Giorgia Meloni appelle à faire toute la lumière sur la mort d’Abderrahim Fakir, décédé lors d’une intervention très musclée de la police italienne

La cheffe du gouvernement italien, Giorgia Meloni, a appelé mardi à faire toute la lumière sur la mort d’Abderrahim Fakir, un homme marocain décédé dimanche à Bologne (nord) lors d’une arrestation au cours de laquelle il a été plaqué au sol. Ce drame a suscité une vive émotion et une grande indignation.

« Il est essentiel que toutes les responsabilités éventuelles soient établies avec la plus grande rigueur concernant le décès d’Abderrahim Fakir. La vérité doit être recherchée jusqu’au bout, sans préjugés ni complaisance envers quiconque « , a déclaré la Première ministre d’extrême droite sur le réseau social X.

Une enquête a été ouverte lundi suite à ce décès. Abderrahim Fakir, âgé de 42 ans et arrivé en Italie à l’âge de cinq ans, est mort après avoir été maintenu au sol, plaqué ventre contre terre, pendant plusieurs minutes.

Dans une vidéo filmée par un riverain, on peut l’entendre crier « À l’aide, à l’aide ! » à plusieurs reprises, alors que deux policiers l’immobilisent sous le regard de plusieurs secouristes. La victime, gémissante, apparaît ensuite inerte, le visage contre l’asphalte, tandis que les policiers lui attachent les mains et les pieds. L’un d’eux finit par lui tapoter l’épaule pour vérifier s’il est toujours conscient.

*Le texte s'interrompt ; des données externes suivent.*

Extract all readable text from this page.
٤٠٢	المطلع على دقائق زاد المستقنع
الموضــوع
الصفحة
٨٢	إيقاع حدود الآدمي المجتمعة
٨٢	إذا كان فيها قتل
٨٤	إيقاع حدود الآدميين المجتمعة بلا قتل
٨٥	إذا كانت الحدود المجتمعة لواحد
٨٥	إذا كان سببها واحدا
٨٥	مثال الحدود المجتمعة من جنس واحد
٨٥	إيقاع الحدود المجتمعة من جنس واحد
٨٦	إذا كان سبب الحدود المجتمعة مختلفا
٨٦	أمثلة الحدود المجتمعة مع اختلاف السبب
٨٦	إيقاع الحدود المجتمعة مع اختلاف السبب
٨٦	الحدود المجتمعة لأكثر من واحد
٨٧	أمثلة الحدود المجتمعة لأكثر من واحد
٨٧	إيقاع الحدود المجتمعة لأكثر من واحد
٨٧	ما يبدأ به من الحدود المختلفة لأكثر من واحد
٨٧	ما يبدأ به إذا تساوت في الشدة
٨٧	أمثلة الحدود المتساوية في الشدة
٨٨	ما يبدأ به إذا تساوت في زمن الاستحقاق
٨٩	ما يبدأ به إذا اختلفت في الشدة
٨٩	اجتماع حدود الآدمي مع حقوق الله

Les deux agents de police ainsi que quatre secouristes présents lors de l’intervention font l’objet de l’enquête ordonnée par le procureur de Bologne, qui a demandé une autopsie et l’analyse des images issues des caméras portées par les policiers.

Selon la police, l’intervention a eu lieu après que des habitants ont signalé la présence d’un homme en proie à une « violente colère ».

Lundi soir, plusieurs milliers de personnes se sont rassemblées dans le centre de Bologne pour manifester leur colère. Des heurts avec les forces de l’ordre ont éclaté, faisant au moins onze blessés.

Le ministre de l’Intérieur, Matteo Piantedosi, a appelé à patienter jusqu’aux conclusions de l’enquête, rappelant dans Il Messaggero que « personne n’est au-dessus des lois ».

Ce drame a provoqué une vive indignation dans l’opinion publique italienne. La sœur de la victime, Khadija Fakir, a dénoncé avec force ces faits auprès du Corriere della Sera : « On ne peut pas mourir comme ça !  La police doit nous protéger… Si quelqu’un est agité, il faut le calmer, pas le tuer comme un chien ».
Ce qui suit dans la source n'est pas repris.